Bangladesh’s economy, which has been in recovery mode since the Covid-19 pandemic’s outbreak, has faced persistently high inflation that hit close to 10% in recent months. The resignation of Sheikh Hasina as the Prime Minister of Bangladesh and the subsequent takeover by the military could lead to further troubles for the economy that is also facing problems of liquidity and forex reserves.

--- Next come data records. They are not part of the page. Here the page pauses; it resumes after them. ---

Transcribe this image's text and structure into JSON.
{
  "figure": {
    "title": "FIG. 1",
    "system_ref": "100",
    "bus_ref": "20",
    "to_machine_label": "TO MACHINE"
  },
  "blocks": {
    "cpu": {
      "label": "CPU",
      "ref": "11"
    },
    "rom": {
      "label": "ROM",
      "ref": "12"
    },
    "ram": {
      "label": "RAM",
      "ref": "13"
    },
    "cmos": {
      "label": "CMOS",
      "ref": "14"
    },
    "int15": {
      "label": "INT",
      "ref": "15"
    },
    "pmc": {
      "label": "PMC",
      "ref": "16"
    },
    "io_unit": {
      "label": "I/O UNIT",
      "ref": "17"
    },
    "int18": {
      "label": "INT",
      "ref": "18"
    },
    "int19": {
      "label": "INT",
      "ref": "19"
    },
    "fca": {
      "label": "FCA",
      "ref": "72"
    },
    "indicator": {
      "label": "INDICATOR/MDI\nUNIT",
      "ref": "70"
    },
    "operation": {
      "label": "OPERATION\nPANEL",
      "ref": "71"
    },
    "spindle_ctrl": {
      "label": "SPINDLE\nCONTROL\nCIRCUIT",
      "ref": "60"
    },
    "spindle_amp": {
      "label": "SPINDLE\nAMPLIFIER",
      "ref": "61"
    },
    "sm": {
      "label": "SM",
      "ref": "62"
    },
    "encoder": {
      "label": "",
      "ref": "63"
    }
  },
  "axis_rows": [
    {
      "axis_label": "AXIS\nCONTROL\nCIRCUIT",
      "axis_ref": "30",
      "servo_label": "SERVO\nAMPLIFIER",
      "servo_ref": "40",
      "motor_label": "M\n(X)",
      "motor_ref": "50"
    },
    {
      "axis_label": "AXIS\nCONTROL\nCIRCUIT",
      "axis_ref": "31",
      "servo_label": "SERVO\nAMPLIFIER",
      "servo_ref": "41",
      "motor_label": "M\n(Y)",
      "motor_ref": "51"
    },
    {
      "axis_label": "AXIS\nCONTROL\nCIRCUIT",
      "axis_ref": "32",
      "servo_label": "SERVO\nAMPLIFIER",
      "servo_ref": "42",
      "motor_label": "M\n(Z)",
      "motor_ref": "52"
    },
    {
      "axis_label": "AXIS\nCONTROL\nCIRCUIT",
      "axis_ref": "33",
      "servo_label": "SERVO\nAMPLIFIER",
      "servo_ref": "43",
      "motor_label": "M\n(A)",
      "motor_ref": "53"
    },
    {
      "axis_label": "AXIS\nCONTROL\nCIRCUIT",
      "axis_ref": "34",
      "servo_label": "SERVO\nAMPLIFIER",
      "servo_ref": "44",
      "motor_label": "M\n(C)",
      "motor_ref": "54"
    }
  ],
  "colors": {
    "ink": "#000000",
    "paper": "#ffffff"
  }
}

Even before the current political crisis, international agencies have called for structural reforms to help it take forward growth and maintain economic stability. However, the country has been one of the fastest growing economies in the world with high GDP per capita.
As per its Budget, which was passed on June 30, the country is targeting an inflation rate of 6% and GDP growth rate of 6.75%. The budget spending was also cut, as per news reports. In late June, the country received $1.15 billion from the IMF, which was the third instalment of an approved loan package of $4.7 billion.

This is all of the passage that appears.